It was at Ooty that I realized that we were now too old for hill stations. Our tour was named “Filmy Chakkar”. The reason we opted for it was not that we wished to gawk at film shootings which were not very likely to be happening anyway but that it was the shortest tour among the three on offering. Of course we understood – as seasoned tourists – that some of the places we were to be shown would be only mentioned as we drove past. For instance the Hindustan Photo Film company was pointed out and so was the school ground where shootings had taken place. We were only too happy to keep moving on and any prolonged halt was met with our sighs and fervent hopes that we could get back on the van and be on our way to the next place of interest(!)
There was the Kamaraj dam where we were informed that since there was no water there was no need to stop. The Pykara dam drew the helpful comment from the tour guide Rafi that it was only a step waterfall and not very spectacular though it figured routinely in movies.
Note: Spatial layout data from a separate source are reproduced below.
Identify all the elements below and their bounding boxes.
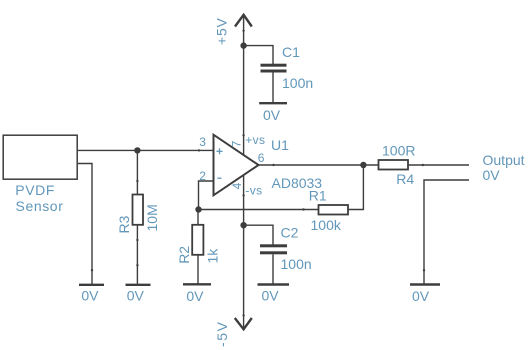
svg-text:0V: 0V xyxy=(263,107,281,123)
component PVDF sensor box xyxy=(3,135,77,179)
svg-text:R4: R4 xyxy=(396,171,414,187)
node sensor ground stem end xyxy=(91,269,93,271)
node -5V stem end xyxy=(242,314,244,316)
wire op-amp -vs rail down to -5V xyxy=(243,175,245,329)
ground C2 xyxy=(258,283,290,285)
op-amp non-inverting input plus sign xyxy=(217,148,223,154)
svg-text:10M: 10M xyxy=(144,204,160,231)
svg-text:R1: R1 xyxy=(309,187,327,203)
wire junction to C1 top xyxy=(244,46,273,64)
node pin4 stub end xyxy=(242,194,244,196)
node R3 top lead end xyxy=(136,180,138,182)
svg-text:0V: 0V xyxy=(186,288,204,304)
svg-text:R2: R2 xyxy=(176,246,192,264)
node junction +5V rail / C1 xyxy=(240,42,246,48)
wire R3 bottom lead to ground xyxy=(136,226,138,285)
svg-text:+vs: +vs xyxy=(245,133,265,147)
node pin3 stub end xyxy=(198,149,200,151)
node junction sensor / R3 xyxy=(134,147,140,153)
svg-text:Sensor: Sensor xyxy=(16,198,64,214)
wire R2 top lead xyxy=(197,210,199,225)
wire R3 top lead xyxy=(136,150,138,194)
svg-text:-vs: -vs xyxy=(245,184,262,198)
power +5V symbol xyxy=(235,15,252,27)
node junction pin2 / R2 / R1 xyxy=(195,206,201,212)
svg-text:100R: 100R xyxy=(382,143,415,159)
wire R1 right lead up to output node xyxy=(349,165,364,210)
svg-text:PVDF: PVDF xyxy=(15,182,55,198)
op-amp inverting input minus sign xyxy=(217,177,221,179)
svg-text:3: 3 xyxy=(199,135,206,149)
wire C2 bottom to ground xyxy=(272,254,274,283)
node +5V stem end xyxy=(242,30,244,32)
node R3 bottom lead end xyxy=(136,239,138,241)
svg-text:Output: Output xyxy=(483,152,525,168)
svg-text:100n: 100n xyxy=(282,75,313,91)
wire output 0V return xyxy=(424,180,469,284)
power -5V symbol xyxy=(235,318,252,329)
svg-text:+5V: +5V xyxy=(214,17,230,45)
resistor R3 xyxy=(133,195,144,225)
wire op-amp output to R4 xyxy=(259,164,379,166)
wire C1 bottom to ground xyxy=(272,73,274,103)
node output ground stem end xyxy=(423,269,425,271)
ground sensor xyxy=(79,284,104,286)
capacitor C2 xyxy=(260,244,287,254)
svg-text:0V: 0V xyxy=(483,167,501,183)
wire +5V rail down to op-amp +vs pin xyxy=(243,15,245,155)
resistor R2 xyxy=(192,225,203,255)
node R1 left lead end xyxy=(302,208,304,210)
node pin6 stub end xyxy=(272,164,274,166)
ground R3 xyxy=(126,284,151,286)
wire R2 bottom lead to ground xyxy=(197,256,199,284)
wire junction to C2 top xyxy=(244,225,273,244)
svg-text:0V: 0V xyxy=(127,288,145,304)
svg-text:R3: R3 xyxy=(116,215,132,233)
wire sensor to op-amp pin 3 xyxy=(78,149,214,151)
node pin7 stub end xyxy=(242,134,244,136)
capacitor C1 xyxy=(261,64,287,73)
ground output return xyxy=(410,283,440,285)
op-amp U1 triangle xyxy=(214,135,259,196)
svg-text:1k: 1k xyxy=(205,248,221,264)
node R3 ground stem end xyxy=(136,264,138,266)
lead endpoint dots xyxy=(91,30,425,317)
wire feedback node to R1 left lead xyxy=(199,209,319,211)
svg-text:7: 7 xyxy=(229,140,243,147)
resistor R1 xyxy=(319,205,349,215)
svg-text:0V: 0V xyxy=(81,288,99,304)
svg-text:100n: 100n xyxy=(281,256,312,272)
svg-text:6: 6 xyxy=(258,151,265,165)
wire op-amp pin 2 to feedback node xyxy=(199,181,214,210)
svg-text:4: 4 xyxy=(230,182,244,189)
svg-text:U1: U1 xyxy=(271,137,289,153)
wire sensor lower terminal to ground xyxy=(78,164,92,285)
ground R2 xyxy=(183,283,211,285)
svg-text:C1: C1 xyxy=(282,44,300,60)
ground C1 xyxy=(259,102,287,104)
node junction output / feedback xyxy=(360,162,366,168)
svg-text:-5V: -5V xyxy=(214,320,230,347)
node R4 right lead end xyxy=(422,164,424,166)
svg-text:2: 2 xyxy=(199,169,206,183)
svg-text:100k: 100k xyxy=(311,217,342,233)
wire R4 to output terminal xyxy=(409,164,470,166)
svg-text:C2: C2 xyxy=(281,225,299,241)
svg-text:0V: 0V xyxy=(262,288,280,304)
svg-text:0V: 0V xyxy=(412,288,430,304)
node junction -5V rail / C2 xyxy=(240,222,246,228)
resistor R4 xyxy=(379,160,409,170)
After walking for a kilometre and climbing down several steps to see the waterfall, I decided to stay where I was because it didn’t seem to me that there was more to see. R. however decided to walk to the very end and came back with the information that there was nothing more to be seen.
The Pykara Boathouse with its large natural lake was beautiful but the boating fees were extortionate. Anyway I am one of those who think that looking at a lake is just as interesting as taking a boat ride on it, so we preferred to have an ice cream and look at the lake instead.
The tour took us to a steep hill where the guide told us we could see a peak called Mukkurthi which was supposed to look like a sleeping woman’s nose and presumably the rest of her. Both of us laboured our way up the hill with me hanging on to R’s arm and panting my way up to the top. The hill must have been really steep because others too seemed to have some difficulty negotiating it. After reaching the top we looked all around at the range of mountains but noticed that everybody was looking in a different direction and nobody seemed to have found The Nose. Meanwhile our guide seemed to have stayed back wisely and left us to it. We settled on a couple of nose-like peaks and decided we didn’t really care if we saw the nose or not. I was more worried about getting down and as it turned out, climbing down was even more difficult and maintaining my balance was next to impossible. I must have cut a very comical figure but I was concentrating on reaching level ground without tumbling down, which might have been an easier way of getting down.
After this when our guide avoided all the good restaurants and stopped outside a halal joint, we decided it was time to leave the tour and happily took a bus back to Coimbatore.